According to historical documents, the Ewenkis traced their origin to the populations who lived around Lake Baikal and adjacent eastern regions more than 2,000 years ago, and were divided into three long-separated branches (Solon, Tungus, and Yakut; Du and Yip 1993). Our results supported the suggestion that the Ewenki is a typically northern population, for more than 63% of its maternal components are composed of haplogroups D, G, C, and Z. Furthermore, the high frequencies of haplogroups C and D but lower haplotype diversity (0.956±0.011; Table 4) observed in Ewenki sample suggested that Ewenki might have undergone recurrent genetic drifts because of its small population size (about 26,000, 1990 census) and episodes of population fragmentation during its development (Du and Yip 1993).

Table 4. Genetic diversities in the seven northern ethnic populations. The genetic diversities in the populations were calculated according to the HVS-I sequence [relative to 16001–16400 in the revised reference sequence (Andrews et al. 1999)]

The Oroqens were regarded as the earliest inhabitants who lived in the Heilong River valley (Du and Yip 1993). The Oroqen population size experienced serious reduction during the past ten decades: the population size was about 18,000 in 1895, but was reduced to 2,256 by 1953. In 1990, the sample size increased to 6,965 (Du and Yip 1993). The genetic structure of our Oroqen sample showed concordant features with its small population size and recorded history: high frequencies (86.4%) of north-prevalent haplogroups, such as D, G, C, and Z, were found, but with low haplotype diversity (0.948±0.015; Table 4).
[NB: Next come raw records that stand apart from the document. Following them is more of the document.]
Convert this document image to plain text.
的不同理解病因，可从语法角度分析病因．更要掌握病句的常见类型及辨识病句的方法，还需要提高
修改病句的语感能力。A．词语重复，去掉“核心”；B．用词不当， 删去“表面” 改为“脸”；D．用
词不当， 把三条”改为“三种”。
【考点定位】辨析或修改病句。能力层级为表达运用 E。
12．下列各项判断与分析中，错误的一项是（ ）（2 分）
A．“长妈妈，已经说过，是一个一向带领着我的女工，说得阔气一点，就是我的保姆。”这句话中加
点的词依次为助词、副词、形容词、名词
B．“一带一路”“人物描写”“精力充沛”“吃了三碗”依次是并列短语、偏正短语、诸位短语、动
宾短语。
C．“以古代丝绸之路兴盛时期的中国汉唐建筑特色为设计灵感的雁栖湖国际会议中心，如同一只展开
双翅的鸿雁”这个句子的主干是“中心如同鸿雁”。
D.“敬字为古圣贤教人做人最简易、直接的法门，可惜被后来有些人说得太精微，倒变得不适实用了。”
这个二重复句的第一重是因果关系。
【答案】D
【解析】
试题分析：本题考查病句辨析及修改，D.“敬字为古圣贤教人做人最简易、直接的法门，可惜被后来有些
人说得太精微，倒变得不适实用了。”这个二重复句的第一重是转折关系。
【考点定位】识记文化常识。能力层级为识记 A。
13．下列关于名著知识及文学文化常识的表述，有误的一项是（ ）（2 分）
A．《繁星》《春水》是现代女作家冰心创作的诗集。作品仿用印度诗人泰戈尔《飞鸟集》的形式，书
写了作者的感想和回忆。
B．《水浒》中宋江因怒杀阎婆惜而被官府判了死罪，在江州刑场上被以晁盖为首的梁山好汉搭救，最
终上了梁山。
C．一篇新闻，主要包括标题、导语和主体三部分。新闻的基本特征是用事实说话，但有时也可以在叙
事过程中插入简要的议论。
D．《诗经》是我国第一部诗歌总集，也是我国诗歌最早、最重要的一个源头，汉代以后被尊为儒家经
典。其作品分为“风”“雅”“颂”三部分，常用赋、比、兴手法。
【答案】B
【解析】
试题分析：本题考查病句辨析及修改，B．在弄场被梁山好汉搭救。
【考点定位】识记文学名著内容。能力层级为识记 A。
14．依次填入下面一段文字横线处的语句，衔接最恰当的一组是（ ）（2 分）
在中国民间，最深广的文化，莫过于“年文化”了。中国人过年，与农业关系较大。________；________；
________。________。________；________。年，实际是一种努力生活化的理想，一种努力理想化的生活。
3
The formation and development of the Mongolian population was a complex process affected by integrating many Turkic-speaking tribes and some ethnic groups such as Han, Manchu, and Daur. Although the south-prevalent hapologroups F, R9b (formerly R10 in Yao and Zhang, 2002; c.f. Kong et al. 2003), and N9a were found with a low frequency in the Mongolian sample, the main maternal components of the population are composed of the north-prevalent haplogroups, which occupy more than 58% of the total samples.

In short, we identified another coding region segment (region 14576–16047) that is informative for discerning the haplogroup status of East Asian mtDNAs besides the previously reported ones (Yao et al. 2002a). Although the matrilineal genetic components of the five northern Chinese ethnic populations differed, the observed genetic profile was in general consistent with that of the Chinese Han regional samples (Yao et al. 2002a). The presence of northern population prevalent haplogroups D, G, C, and Z in these populations gave direct information in supporting their northern origin. Therefore, the matrilineal structures of these five northern Chinese ethnic populations reflected both the regional features and their ethnohistory.